Shipping something legal but wanting to remain anonymous? Keep it as basic and unassuming as possible. The only method to guarantee that your item will not be scanned by the USPS is to personally deliver it to the recipient’s front door.

What Makes A Package Suspicious To USPS?

The United States Postal Service (USPS) has a useful list of things to look out for. The following is a quick rundown of everything you’ll find here:

  • Recipient addresses that are handwritten but no return addresses are included in packages
  • “Do Not X-Ray” or “Confidential” marked packages should not be scanned.
  • Packages that are disproportionately weighty for their size
  • Packaging that has been savagely taped.
  • Return address packages that have been mailed from a different zip code

Visit the USPS website for a complete list of suspected items.
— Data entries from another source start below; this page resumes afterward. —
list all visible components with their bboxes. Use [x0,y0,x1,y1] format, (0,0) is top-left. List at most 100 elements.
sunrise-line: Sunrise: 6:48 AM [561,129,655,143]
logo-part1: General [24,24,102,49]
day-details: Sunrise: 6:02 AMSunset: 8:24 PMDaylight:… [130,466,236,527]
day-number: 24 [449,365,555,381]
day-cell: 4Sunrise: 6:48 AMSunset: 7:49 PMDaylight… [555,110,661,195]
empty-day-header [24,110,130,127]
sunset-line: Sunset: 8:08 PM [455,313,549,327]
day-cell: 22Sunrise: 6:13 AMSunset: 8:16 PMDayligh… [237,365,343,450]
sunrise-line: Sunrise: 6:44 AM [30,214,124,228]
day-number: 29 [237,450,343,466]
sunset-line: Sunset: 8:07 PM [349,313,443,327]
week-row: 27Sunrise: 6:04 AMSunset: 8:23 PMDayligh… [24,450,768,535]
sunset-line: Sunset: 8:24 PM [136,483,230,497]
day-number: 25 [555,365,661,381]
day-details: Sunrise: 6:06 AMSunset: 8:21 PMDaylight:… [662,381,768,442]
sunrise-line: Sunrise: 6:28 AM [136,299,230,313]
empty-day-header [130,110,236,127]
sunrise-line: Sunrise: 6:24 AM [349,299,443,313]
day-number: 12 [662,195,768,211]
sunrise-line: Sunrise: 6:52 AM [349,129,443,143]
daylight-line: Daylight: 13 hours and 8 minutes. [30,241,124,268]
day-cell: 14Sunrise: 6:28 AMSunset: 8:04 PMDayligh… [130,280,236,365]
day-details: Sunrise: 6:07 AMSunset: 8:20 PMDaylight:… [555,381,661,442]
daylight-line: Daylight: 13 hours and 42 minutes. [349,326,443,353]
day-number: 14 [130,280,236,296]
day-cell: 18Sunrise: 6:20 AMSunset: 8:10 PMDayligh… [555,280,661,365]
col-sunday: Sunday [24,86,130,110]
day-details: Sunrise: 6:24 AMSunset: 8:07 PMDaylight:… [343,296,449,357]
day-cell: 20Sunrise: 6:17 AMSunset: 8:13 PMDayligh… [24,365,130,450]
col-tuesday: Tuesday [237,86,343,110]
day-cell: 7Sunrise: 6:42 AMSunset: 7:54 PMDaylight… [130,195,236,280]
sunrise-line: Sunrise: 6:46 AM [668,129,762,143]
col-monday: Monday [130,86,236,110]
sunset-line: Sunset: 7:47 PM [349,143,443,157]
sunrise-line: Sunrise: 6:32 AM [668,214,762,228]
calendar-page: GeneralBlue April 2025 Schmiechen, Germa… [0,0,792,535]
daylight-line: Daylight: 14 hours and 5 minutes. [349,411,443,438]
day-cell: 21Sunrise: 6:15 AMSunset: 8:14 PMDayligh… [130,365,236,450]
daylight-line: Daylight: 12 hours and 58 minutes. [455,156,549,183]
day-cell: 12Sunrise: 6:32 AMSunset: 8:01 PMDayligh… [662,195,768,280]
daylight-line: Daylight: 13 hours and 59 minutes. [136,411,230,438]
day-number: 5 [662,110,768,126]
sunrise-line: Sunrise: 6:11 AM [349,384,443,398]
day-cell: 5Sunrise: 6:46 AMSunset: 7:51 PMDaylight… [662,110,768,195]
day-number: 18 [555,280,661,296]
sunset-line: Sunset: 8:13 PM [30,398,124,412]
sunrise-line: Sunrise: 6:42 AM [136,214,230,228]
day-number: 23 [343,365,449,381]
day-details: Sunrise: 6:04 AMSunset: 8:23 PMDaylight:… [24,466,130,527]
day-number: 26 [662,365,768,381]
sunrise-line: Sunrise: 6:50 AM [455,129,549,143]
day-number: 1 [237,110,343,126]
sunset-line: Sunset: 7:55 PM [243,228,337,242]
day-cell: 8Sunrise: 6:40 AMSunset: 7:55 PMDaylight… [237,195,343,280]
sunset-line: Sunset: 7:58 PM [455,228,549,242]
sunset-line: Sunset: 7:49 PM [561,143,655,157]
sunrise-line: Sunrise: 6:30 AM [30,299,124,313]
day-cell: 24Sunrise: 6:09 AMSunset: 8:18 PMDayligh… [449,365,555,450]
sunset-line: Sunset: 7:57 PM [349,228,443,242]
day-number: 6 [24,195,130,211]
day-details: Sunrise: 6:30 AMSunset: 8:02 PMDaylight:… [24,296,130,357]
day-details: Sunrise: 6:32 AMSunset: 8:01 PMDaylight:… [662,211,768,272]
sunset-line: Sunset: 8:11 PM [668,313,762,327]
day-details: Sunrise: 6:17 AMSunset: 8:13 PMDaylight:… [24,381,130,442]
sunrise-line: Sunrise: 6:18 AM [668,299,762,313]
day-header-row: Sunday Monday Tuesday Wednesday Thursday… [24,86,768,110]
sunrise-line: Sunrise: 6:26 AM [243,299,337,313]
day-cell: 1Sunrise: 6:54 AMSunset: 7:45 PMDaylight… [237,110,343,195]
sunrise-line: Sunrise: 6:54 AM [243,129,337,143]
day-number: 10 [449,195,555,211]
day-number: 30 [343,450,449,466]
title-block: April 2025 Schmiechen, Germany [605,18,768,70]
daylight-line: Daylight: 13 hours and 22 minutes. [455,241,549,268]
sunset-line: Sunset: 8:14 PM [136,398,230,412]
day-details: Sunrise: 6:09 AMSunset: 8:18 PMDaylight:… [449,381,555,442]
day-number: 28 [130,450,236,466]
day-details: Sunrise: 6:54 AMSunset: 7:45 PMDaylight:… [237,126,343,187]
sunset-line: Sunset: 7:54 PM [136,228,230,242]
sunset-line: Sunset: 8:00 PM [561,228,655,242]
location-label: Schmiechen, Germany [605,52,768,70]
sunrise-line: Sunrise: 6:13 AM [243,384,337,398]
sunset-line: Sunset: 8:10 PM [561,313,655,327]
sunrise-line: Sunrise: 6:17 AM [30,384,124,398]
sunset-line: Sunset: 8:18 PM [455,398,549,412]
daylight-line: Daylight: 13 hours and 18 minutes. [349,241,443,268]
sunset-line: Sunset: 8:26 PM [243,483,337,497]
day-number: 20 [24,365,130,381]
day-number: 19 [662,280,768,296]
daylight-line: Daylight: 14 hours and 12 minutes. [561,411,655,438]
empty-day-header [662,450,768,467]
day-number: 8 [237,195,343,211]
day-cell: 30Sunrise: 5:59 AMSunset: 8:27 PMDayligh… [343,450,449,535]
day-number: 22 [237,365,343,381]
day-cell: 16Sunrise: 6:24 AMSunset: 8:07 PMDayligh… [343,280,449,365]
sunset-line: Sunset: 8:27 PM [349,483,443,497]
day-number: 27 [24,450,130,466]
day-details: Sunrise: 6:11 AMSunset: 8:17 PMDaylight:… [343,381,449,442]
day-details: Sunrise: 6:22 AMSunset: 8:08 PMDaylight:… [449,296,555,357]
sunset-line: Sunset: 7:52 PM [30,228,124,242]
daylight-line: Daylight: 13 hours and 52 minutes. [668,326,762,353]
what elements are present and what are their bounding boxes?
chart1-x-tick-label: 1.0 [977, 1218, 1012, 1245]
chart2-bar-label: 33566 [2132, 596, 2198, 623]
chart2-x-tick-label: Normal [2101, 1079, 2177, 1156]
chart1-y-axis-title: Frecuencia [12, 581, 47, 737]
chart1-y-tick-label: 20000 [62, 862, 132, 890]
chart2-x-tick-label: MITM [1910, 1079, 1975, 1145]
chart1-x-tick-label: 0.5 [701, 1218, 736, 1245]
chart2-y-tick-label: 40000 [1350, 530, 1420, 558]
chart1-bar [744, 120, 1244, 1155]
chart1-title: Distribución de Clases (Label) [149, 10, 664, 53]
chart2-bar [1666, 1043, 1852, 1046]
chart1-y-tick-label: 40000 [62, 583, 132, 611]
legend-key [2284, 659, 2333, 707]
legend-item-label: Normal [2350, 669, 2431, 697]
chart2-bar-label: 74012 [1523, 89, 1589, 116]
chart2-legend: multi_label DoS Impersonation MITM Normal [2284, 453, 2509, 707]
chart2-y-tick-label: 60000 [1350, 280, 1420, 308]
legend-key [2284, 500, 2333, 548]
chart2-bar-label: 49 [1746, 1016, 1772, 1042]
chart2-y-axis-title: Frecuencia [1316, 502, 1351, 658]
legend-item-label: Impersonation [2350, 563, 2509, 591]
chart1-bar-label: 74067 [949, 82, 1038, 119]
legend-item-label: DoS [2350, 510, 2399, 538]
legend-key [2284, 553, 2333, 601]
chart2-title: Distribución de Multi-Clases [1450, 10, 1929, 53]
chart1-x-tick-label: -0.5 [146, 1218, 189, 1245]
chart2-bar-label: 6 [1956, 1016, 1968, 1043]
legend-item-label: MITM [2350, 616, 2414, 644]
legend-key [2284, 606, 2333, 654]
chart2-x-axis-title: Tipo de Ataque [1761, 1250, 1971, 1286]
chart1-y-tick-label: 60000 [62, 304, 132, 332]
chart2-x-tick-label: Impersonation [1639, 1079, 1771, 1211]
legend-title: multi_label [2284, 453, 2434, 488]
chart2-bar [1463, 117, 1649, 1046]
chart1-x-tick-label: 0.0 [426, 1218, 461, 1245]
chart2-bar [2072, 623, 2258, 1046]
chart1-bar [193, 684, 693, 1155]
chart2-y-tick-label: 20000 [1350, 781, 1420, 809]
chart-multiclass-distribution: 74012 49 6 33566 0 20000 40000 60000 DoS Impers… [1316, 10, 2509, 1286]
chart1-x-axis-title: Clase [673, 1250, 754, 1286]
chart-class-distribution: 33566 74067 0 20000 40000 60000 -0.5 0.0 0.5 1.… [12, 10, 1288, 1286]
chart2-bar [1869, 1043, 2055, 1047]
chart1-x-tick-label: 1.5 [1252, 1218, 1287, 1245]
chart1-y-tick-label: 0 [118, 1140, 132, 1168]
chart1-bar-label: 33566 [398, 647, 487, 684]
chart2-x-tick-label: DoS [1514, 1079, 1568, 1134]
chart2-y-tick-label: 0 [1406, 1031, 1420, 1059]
Is USPS Allowed To Open Packages?

First-Class mail and packages can only be opened by the USPS with a court order. Probable cause can be established by X-raying (e.g., anything that looks like a weapon or an open alcohol bottle is discovered during the scan), and a search warrant is then obtained.

The Fourth Amendment protects only First-Class mail, as stated in this FAQ document from the U.S. Postal Inspection Service. There is no need for a warrant to read mail in other classes since they “do not include personal correspondence.”

Bottom Line

For packages that seem suspicious or are in a metropolitan area, the USPS may randomly scan them. A crime for shipping forbidden things, First-Class mail isn’t worth the Fourth Amendment’s protection, which protects First-Class mail from being inspected without warrant.